А у нас во дворе (Миллер) - страница 171

Весна — это страсти, завершающиеся испусканием духа и воскресением. Это точка, откуда просматривается земля обетованная, вход в которую нам заказан. Да это и к лучшему. Стоит на ней осесть, как она исчезает. Всякая оседлость лишает свободы. Едва остановишься, облепят мелкие заботы, как кровососы на привале. Прийти нельзя, можно только идти. Идти, обмахиваясь зеленой веточкой, похожей на ту, что когда-то давным-давно стояла на моем столе в стеклянной банке. Была весна. По радио звучал фортепианный концерт Рахманинова. Окна были распахнуты. До экзамена оставался день. Я смотрела в книгу и видела гортань в разрезе, твердое и мягкое небо, язычок и прочие детали, необходимые для произнесения звуков. Но фонетика жила своей жизнью, а я своей. И моя была полна весенних запахов и грез, рахманиновских разливов и раскатов и залетающего в окна тополиного пуха.

Музыка. Musica

Слово «мýка» целиком помещается в слове «музыка». И не случайно. Музыка и мука — две вещи нераздельные. Разве не мука слышать внутри себя мелодию и не уметь ее воспроизвести, потому что тебе не подчиняется твой аппарат — пальцы и голосовые связки? Именно так обстояли у меня дела в музыкальной школе, где за семь лет учебы я по-настоящему «преуспела» лишь в одном: в виртуозном «заигрывании» любого произведения.
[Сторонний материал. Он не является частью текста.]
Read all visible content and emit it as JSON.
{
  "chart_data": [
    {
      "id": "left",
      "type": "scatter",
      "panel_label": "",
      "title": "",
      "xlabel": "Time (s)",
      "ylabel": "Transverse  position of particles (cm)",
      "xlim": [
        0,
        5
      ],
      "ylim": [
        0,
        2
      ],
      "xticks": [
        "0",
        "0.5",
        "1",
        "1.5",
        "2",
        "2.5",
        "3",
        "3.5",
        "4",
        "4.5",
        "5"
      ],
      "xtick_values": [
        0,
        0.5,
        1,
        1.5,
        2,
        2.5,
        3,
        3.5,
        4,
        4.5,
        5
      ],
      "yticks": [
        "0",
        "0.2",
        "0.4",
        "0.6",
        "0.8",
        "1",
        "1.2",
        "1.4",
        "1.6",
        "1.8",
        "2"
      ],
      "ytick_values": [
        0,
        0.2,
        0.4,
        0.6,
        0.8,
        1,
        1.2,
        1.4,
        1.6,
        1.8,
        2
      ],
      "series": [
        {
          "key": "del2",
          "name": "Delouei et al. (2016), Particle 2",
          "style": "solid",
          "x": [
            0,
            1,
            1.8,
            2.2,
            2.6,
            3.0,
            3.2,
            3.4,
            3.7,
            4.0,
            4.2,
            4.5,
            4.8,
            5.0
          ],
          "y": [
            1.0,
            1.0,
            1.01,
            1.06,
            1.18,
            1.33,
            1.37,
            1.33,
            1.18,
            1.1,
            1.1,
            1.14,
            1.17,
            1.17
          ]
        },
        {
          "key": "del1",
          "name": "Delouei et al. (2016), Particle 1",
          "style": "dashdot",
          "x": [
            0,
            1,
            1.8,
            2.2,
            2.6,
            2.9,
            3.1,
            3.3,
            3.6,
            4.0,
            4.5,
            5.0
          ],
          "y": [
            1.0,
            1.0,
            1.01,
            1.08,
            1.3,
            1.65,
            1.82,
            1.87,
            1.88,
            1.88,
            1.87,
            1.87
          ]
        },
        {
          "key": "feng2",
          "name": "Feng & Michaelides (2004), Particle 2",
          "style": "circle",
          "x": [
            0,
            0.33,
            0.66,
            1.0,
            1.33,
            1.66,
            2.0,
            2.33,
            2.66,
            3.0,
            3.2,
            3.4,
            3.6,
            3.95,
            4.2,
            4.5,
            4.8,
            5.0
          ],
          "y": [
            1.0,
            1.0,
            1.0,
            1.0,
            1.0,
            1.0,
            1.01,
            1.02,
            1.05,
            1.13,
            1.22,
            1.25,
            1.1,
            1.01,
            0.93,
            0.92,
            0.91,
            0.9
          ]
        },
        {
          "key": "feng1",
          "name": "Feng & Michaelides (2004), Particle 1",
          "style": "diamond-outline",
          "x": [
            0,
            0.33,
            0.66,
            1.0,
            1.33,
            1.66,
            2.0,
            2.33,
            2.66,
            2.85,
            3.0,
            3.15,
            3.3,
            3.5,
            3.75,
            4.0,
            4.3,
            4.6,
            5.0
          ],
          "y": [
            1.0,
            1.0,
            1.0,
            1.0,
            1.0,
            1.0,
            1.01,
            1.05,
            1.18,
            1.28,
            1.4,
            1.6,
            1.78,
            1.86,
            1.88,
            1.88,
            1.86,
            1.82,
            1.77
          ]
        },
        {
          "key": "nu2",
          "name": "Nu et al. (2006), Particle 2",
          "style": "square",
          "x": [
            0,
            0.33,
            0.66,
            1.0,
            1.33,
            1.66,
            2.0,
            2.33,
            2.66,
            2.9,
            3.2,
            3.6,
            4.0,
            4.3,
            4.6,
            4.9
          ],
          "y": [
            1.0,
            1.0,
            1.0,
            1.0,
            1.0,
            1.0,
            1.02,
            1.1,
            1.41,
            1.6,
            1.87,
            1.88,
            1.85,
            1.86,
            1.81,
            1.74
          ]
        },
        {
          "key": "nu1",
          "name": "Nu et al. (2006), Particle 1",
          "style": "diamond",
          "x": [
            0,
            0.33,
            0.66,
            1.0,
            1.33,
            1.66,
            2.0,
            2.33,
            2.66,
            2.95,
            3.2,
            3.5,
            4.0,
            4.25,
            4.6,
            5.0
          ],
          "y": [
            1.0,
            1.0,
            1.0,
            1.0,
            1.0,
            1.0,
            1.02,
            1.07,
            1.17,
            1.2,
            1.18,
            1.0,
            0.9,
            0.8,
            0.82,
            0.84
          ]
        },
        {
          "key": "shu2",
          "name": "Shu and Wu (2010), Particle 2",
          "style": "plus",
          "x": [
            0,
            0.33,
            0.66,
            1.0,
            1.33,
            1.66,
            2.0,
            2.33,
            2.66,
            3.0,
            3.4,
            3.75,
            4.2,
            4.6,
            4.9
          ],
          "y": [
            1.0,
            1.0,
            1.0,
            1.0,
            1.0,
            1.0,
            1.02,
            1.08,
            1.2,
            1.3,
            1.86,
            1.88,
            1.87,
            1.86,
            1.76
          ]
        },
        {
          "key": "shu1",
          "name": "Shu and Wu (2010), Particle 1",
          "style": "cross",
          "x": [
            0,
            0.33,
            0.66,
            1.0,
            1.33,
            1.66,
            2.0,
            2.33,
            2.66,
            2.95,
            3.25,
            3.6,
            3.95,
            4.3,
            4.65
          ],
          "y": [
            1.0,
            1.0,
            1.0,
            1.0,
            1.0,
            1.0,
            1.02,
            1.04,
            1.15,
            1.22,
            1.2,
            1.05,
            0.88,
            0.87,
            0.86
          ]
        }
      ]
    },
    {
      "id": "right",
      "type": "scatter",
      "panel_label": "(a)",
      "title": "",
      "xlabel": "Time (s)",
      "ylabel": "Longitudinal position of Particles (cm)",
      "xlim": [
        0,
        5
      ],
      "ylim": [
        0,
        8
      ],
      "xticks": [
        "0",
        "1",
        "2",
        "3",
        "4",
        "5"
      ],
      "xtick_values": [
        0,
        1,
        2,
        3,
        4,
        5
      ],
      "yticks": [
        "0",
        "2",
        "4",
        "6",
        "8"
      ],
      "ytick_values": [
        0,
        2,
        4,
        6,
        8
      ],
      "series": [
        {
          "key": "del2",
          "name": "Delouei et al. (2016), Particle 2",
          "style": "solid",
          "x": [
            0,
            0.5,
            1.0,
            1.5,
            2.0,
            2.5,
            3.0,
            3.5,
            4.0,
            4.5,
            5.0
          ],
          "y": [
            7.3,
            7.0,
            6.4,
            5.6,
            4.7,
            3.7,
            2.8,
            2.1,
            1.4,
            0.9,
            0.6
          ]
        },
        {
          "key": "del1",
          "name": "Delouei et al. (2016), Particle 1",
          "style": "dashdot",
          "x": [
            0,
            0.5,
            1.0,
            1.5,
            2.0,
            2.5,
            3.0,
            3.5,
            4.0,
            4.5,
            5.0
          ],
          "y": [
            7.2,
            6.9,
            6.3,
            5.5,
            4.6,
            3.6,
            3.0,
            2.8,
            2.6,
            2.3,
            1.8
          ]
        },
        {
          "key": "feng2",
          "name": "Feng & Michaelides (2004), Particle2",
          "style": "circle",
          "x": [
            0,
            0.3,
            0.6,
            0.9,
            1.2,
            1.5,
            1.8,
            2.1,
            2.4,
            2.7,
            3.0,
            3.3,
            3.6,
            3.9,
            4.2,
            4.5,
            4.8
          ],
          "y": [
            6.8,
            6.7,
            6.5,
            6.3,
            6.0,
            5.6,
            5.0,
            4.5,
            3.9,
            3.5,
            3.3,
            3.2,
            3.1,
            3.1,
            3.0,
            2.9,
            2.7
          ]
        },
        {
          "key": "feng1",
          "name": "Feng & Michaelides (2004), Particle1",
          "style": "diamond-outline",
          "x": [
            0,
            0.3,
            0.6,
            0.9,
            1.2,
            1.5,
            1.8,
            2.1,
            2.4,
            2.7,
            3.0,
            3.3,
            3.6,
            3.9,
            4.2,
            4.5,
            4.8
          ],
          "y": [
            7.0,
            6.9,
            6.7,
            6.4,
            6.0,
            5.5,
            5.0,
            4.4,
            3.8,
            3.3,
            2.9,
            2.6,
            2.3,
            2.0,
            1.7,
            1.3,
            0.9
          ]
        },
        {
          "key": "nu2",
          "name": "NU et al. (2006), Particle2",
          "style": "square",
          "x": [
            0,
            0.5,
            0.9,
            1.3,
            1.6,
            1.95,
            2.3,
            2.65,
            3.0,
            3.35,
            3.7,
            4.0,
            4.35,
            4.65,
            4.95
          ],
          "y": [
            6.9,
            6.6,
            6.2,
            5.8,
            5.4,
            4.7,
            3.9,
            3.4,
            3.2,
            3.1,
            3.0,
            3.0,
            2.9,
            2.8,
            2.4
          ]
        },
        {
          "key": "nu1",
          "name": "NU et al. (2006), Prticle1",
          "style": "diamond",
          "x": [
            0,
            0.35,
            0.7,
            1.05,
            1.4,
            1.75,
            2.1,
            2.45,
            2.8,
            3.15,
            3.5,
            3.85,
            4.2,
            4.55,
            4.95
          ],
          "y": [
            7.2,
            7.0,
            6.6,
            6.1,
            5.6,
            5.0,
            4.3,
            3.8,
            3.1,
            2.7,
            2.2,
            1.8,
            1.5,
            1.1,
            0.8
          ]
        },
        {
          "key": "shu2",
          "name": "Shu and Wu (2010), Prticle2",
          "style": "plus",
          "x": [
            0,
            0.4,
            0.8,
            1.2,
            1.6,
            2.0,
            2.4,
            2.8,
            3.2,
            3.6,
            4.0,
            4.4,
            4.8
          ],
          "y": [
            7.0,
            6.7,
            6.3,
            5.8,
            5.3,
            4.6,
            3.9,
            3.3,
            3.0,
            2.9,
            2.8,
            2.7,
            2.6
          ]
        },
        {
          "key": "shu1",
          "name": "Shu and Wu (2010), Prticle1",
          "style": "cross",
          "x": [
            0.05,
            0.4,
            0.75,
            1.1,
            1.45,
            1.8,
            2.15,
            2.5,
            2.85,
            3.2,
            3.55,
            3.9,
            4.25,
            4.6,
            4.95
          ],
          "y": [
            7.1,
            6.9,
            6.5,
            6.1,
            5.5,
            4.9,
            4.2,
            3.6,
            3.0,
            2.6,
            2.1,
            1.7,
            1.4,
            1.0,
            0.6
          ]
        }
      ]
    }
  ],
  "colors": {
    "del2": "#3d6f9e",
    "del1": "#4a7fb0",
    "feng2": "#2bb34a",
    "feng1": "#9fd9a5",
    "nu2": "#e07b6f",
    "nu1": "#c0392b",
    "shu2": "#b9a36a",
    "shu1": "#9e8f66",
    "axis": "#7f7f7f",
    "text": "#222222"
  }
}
«Ты музыкальна», — говорили мне тем же тоном, каким дурнушке говорят, что у нее красивые волосы или выразительные глаза. «Участнице конкурса на лучшее исполнение Баха, ученице музыкальной школы № 1 Ленинского района г. Москвы Миллер Ларисе за музыкальность», — гласила надпись, сделанная наискосок на обложке «Мелодии» Рахманинова. Что скрывалось за благозвучным словом «музыкальность», помню во всех деталях. В применении ко мне оно означало, что уже со второго такта пьесы, требующей хоть какой-то беглости, мои пальцы откажутся меня слушаться и станут жить собственной непредсказуемой и неуправляемой жизнью, то убегая вперед, то еле плетясь, то вовсе соскальзывая с клавиатуры. О, как мне хотелось исчезнуть, провалиться сквозь землю, но я была прикована к инструменту, как Прометей к скале, и мне надлежало до конца исполнить свой долг, дотерзав слушателей, пьесу и себя саму. Когда наконец я имела моральное право снять с клавиатуры руки и уйти со сцены, то обнаруживала, что мне перестали повиноваться ноги: они дрожат, заплетаются и не гнутся в коленях. «Поклонись, поклонись», — кричал мне вслед завуч. Но до поклонов ли мне? О музыка, музыка…

О ее существовании я впервые узнала в двухлетнем возрасте в годы эвакуации в Куйбышеве в один из тех вечеров, когда бабушка совершала ритуал моего купания. Как выяснилось позже, эта процедура давалась ей с трудом и считалась одним из ее многочисленных подвигов, о которых она спустя много лет не без гордости вспоминала. Еще бы! Война, холод, голод, длиннющие продуктовые очереди, которые приходилось занимать затемно. Но «каждый вечер в час назначенный» на стол водружались привезенная из Москвы цинковая ванна и ее непременный спутник — старый обшарпанный коричневый камин. Бабушка терла меня мочалкой, поливала из кувшина, а потом, завернув в большую простыню, относила на пружинный матрац, где я прыгала, кувыркалась и тараторила без умолку. Но однажды из угла комнаты, вернее из висящей там черной тарелки репродуктора, донеслись звуки, заставившие меня затихнуть и замереть.